Firearms ‘factory’ busted in Ukhiya
Rapid Action Battalion claimed to have busted an arms-making factory in a hilly area of Cox's Bazar's Ukhiya upazila early yesterday and arrested three Rohingyas supplying firearms to the Rohingya criminals.
Ten local firearms and a huge quantity of arms-making equipment were seized during a drive in the area adjacent to extension-4 of Kutupalong Rohingya camp, said Lt Col Khairul Islam, commanding officer of Rab-15.
Of the arrestees, Baitullah, 19, and his brother Habibullah, 32, are residents of Block-C of Kutupalong Rohingya camp while Mohammad Hachhun, 24, is a resident of Block-G, he said.
"We had intelligence that a gang runs an arms-making factory in the area and supplies firearms to the Rohingya criminals," said the Rab official.
Based on the information, a team of Rab-15 raided the area. Sensing its presence, the criminals opened fire, forcing the Rab members to retaliate, the official claimed.
After a four-hour "gunfight", the Rab team managed to take over the factory, the Rab official said, adding that they then arrested the three from the spot while the others managed to flee.
The official said they were interrogating the arrestees and looking for other criminals and arms factories inside Rohingya camps or in the area.
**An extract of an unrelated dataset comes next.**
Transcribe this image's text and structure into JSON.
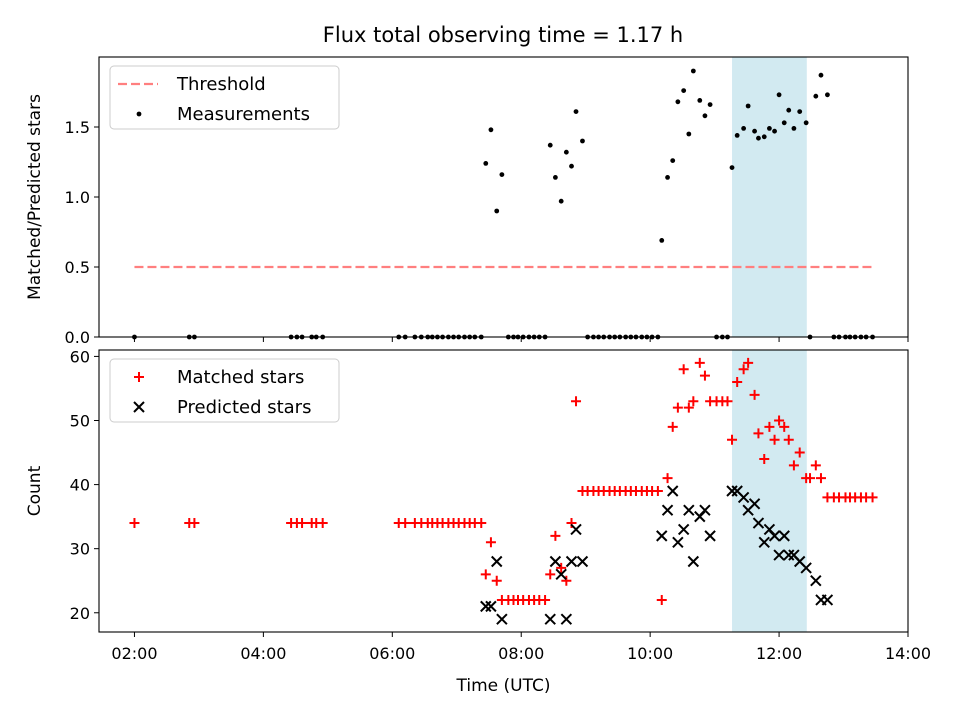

Meanwhile, in reply to a query at a press briefing at Rab media centre in the capital, Commander Khandaker Al Moin, legal and media wing director of the force, said they would continue the drive to curb crimes in the Rohingya camps.
On October 22, six people were killed and over a dozen injured in a gun attack in Ukhiya's Balukhali camp.
The attack took place 23 days after Muhibullah, former chairman of Arakan Rohingya Society for Peace and Human Rights, also an avowed supporter of the repatriation of the Rohingyas to Myanmar, was assassinated at his office in Ukhiya's Kutupalong camp.
Following the incident, Bangladesh expressed concern over the increased crimes and unrest in the Rohingya camps as tensions between criminal groups are active across 34 refugee camps in Ukhiya and Teknaf.
According to officials of different law enforcement agencies, at least 10 Rohingya groups are involved in at least 12 types of crimes, including killing, abduction, rape, drug trafficking and robbery.
Since August 2017, at least 226 Rohingyas have been killed and some 1,298 cases filed accusing 2,850 individuals, mostly in connection with possession of drugs and firearms.